Kids piled in quickly and a woman spoke harshly, “I’ve been calling you and calling you. I’ve been waiting here.”
Uh oh, I smiled to myself thinking of how frustrating it is when I’m ready to leave and my son is taking too long. I felt her pain as I came closer to their driveway then what I heard…
“You’re disrespectful.”
“You don’t listen.”
“This is why you’re never going to do anything.”
While I was able to keep running from those insults and curses, those children could not. My heart broke for them.
I was recently reading about the word gap, the phenomenon that lower income families speak dangerously fewer words to their children. This impacts their vocabulary, the ability to express themselves, and makes school more challenging.
What really got my attention was when researchers analyzed the types of words being spoken to children in low income families, the words were negative, much like what I overheard.
Researchers at Rice found that “by age four, the average child from a family on welfare will hear 125, 000 more words of discouragement than encouragement. When compared to the 560, 000 more words of praise as opposed to discouragement that a child from a high-income family will receive, this disparity is extraordinarily vast.”
Short version: not only do these kids hear fewer words, much of the words they hear are negative.
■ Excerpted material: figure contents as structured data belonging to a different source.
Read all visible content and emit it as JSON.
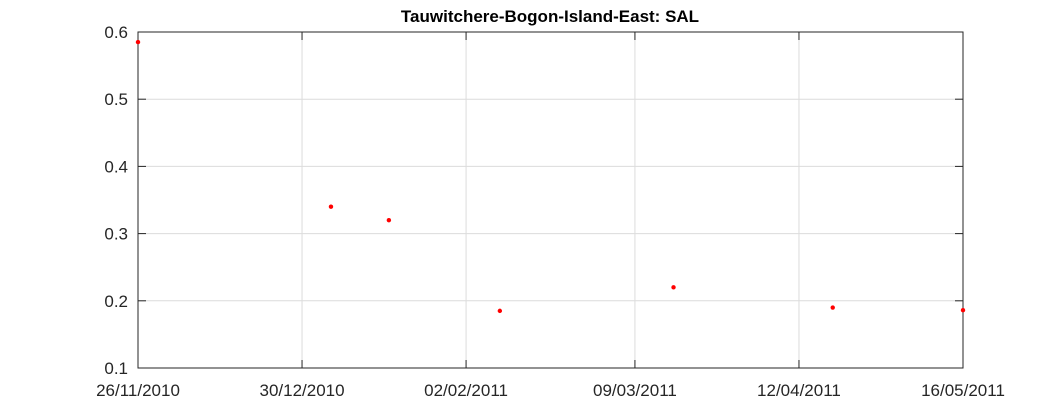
{
  "chart_data": {
    "type": "scatter",
    "title": "Tauwitchere-Bogon-Island-East: SAL",
    "xlabel": "",
    "ylabel": "",
    "x_ticks": [
      "26/11/2010",
      "30/12/2010",
      "02/02/2011",
      "09/03/2011",
      "12/04/2011",
      "16/05/2011"
    ],
    "xlim": [
      "2010-11-26",
      "2011-05-16"
    ],
    "ylim": [
      0.1,
      0.6
    ],
    "y_ticks": [
      "0.1",
      "0.2",
      "0.3",
      "0.4",
      "0.5",
      "0.6"
    ],
    "grid": true,
    "marker_color": "#ff0000",
    "points": [
      {
        "x": "2010-11-26",
        "y": 0.585
      },
      {
        "x": "2011-01-05",
        "y": 0.34
      },
      {
        "x": "2011-01-17",
        "y": 0.32
      },
      {
        "x": "2011-02-09",
        "y": 0.185
      },
      {
        "x": "2011-03-17",
        "y": 0.22
      },
      {
        "x": "2011-04-19",
        "y": 0.19
      },
      {
        "x": "2011-05-16",
        "y": 0.186
      }
    ]
  }
}
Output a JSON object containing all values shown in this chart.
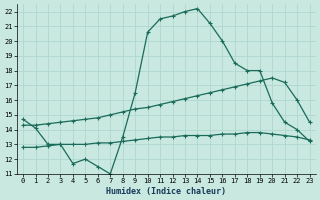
{
  "xlabel": "Humidex (Indice chaleur)",
  "xlim": [
    -0.5,
    23.5
  ],
  "ylim": [
    11,
    22.5
  ],
  "yticks": [
    11,
    12,
    13,
    14,
    15,
    16,
    17,
    18,
    19,
    20,
    21,
    22
  ],
  "xticks": [
    0,
    1,
    2,
    3,
    4,
    5,
    6,
    7,
    8,
    9,
    10,
    11,
    12,
    13,
    14,
    15,
    16,
    17,
    18,
    19,
    20,
    21,
    22,
    23
  ],
  "background_color": "#c8e8e0",
  "grid_color": "#a0ccC4",
  "line_color": "#1a6b5a",
  "line1_x": [
    0,
    1,
    2,
    3,
    4,
    5,
    6,
    7,
    8,
    9,
    10,
    11,
    12,
    13,
    14,
    15,
    16,
    17,
    18,
    19,
    20,
    21,
    22,
    23
  ],
  "line1_y": [
    14.7,
    14.1,
    13.0,
    13.0,
    11.7,
    12.0,
    11.5,
    11.0,
    13.5,
    16.5,
    20.6,
    21.5,
    21.7,
    22.0,
    22.2,
    21.2,
    20.0,
    18.5,
    18.0,
    18.0,
    15.8,
    14.5,
    14.0,
    13.2
  ],
  "line2_x": [
    0,
    1,
    2,
    3,
    4,
    5,
    6,
    7,
    8,
    9,
    10,
    11,
    12,
    13,
    14,
    15,
    16,
    17,
    18,
    19,
    20,
    21,
    22,
    23
  ],
  "line2_y": [
    14.3,
    14.3,
    14.4,
    14.5,
    14.6,
    14.7,
    14.8,
    15.0,
    15.2,
    15.4,
    15.5,
    15.7,
    15.9,
    16.1,
    16.3,
    16.5,
    16.7,
    16.9,
    17.1,
    17.3,
    17.5,
    17.2,
    16.0,
    14.5
  ],
  "line3_x": [
    0,
    1,
    2,
    3,
    4,
    5,
    6,
    7,
    8,
    9,
    10,
    11,
    12,
    13,
    14,
    15,
    16,
    17,
    18,
    19,
    20,
    21,
    22,
    23
  ],
  "line3_y": [
    12.8,
    12.8,
    12.9,
    13.0,
    13.0,
    13.0,
    13.1,
    13.1,
    13.2,
    13.3,
    13.4,
    13.5,
    13.5,
    13.6,
    13.6,
    13.6,
    13.7,
    13.7,
    13.8,
    13.8,
    13.7,
    13.6,
    13.5,
    13.3
  ]
}
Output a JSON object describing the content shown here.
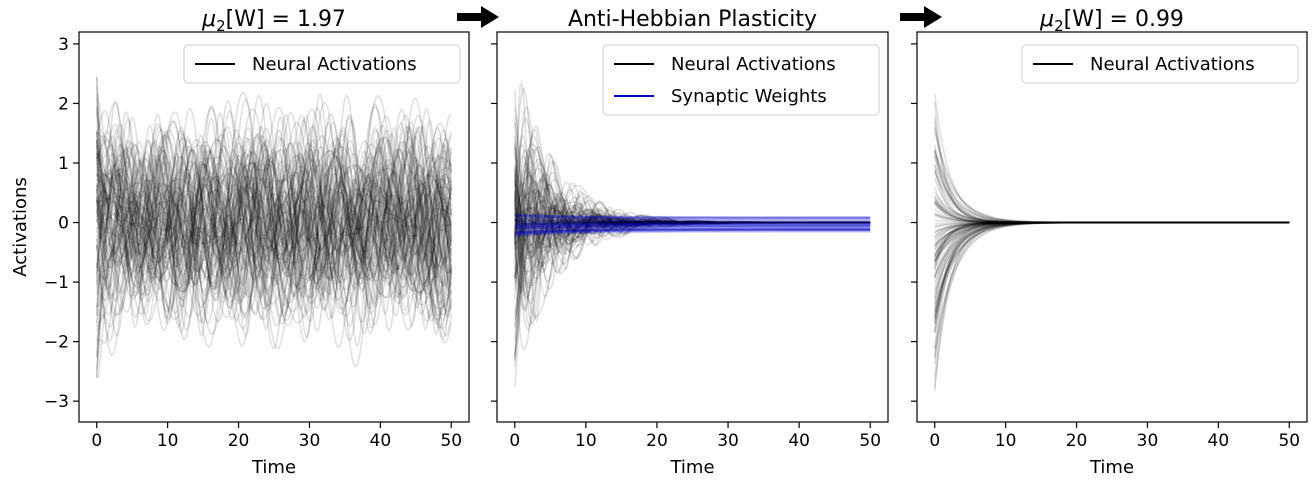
{
  "figure": {
    "arrow_color": "#000000",
    "neural_color": "#000000",
    "weight_color": "#0000cc"
  },
  "chart_data": [
    {
      "type": "line",
      "title_prefix": "μ",
      "title_subscript": "2",
      "title_suffix": "[W] = 1.97",
      "xlabel": "Time",
      "ylabel": "Activations",
      "xlim": [
        -2.5,
        52.5
      ],
      "ylim": [
        -3.35,
        3.2
      ],
      "xticks": [
        0,
        10,
        20,
        30,
        40,
        50
      ],
      "yticks": [
        -3,
        -2,
        -1,
        0,
        1,
        2,
        3
      ],
      "ytick_labels": [
        "−3",
        "−2",
        "−1",
        "0",
        "1",
        "2",
        "3"
      ],
      "legend_position": "top-right",
      "legend": [
        "Neural Activations"
      ],
      "series": [
        {
          "kind": "neural",
          "count": 100,
          "behavior": "sustained oscillation",
          "initial_range": [
            -3.05,
            2.75
          ],
          "amplitude_range": [
            -2.6,
            2.45
          ]
        }
      ]
    },
    {
      "type": "line",
      "title": "Anti-Hebbian Plasticity",
      "xlabel": "Time",
      "xlim": [
        -2.5,
        52.5
      ],
      "ylim": [
        -3.35,
        3.2
      ],
      "xticks": [
        0,
        10,
        20,
        30,
        40,
        50
      ],
      "legend_position": "top-right",
      "legend": [
        "Neural Activations",
        "Synaptic Weights"
      ],
      "series": [
        {
          "kind": "neural",
          "count": 100,
          "behavior": "damped oscillation to 0 by t≈20",
          "initial_range": [
            -2.95,
            2.9
          ]
        },
        {
          "kind": "weights",
          "count": 30,
          "behavior": "flat band",
          "band": [
            -0.25,
            0.15
          ]
        }
      ]
    },
    {
      "type": "line",
      "title_prefix": "μ",
      "title_subscript": "2",
      "title_suffix": "[W] = 0.99",
      "xlabel": "Time",
      "xlim": [
        -2.5,
        52.5
      ],
      "ylim": [
        -3.35,
        3.2
      ],
      "xticks": [
        0,
        10,
        20,
        30,
        40,
        50
      ],
      "legend_position": "top-right",
      "legend": [
        "Neural Activations"
      ],
      "series": [
        {
          "kind": "neural",
          "count": 100,
          "behavior": "fast exponential decay to 0",
          "initial_range": [
            -2.9,
            2.2
          ]
        }
      ]
    }
  ]
}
The researchers don’t go into race in their findings, but I think black parents can take valuable insight from this study.
If any children in this country need to hear kindness, it’s black kids. In the era of Black Lives Matter we’ve become critically aware that from education to employment to simply walking down the street, we have so many different challenges thrown at us. So much negativity, judgment, and hate that sometimes ends in death. It’s isolating. It’s painful. It’s damaging.
Yet at the same time, it seems to be a cultural choice that we too must deride, degrade, and humiliate our children under the guise of discipline.
As I turned the corner, I wondered if we don’t believe in, encourage, support, and choose words of love with our own children, who do we expect to nurture them?
If we don’t come to them with love as our language, then why are we bothered when they don’t listen?
Why are we surprised when they trust their friends more than us?
If their mistakes are met with a reminder of everything they did wrong and an onslaught of all their disappointments, why would we ever expect them to come to us for help?
Why do we get mad when it feels like the rest of the world views them as worthless when we use those exact words as regular discipline?
I completely understand that gentle parenting isn’t for everyone, but I believe there still has to be other ways to communicate with our children with less trauma and more love. I believe it starts with the words we use.
For me, in this new year, I’m redoubling my efforts to make love my language not only to my children, but to my husband, my friends, and the world around me. In 2016, love is going to be my language.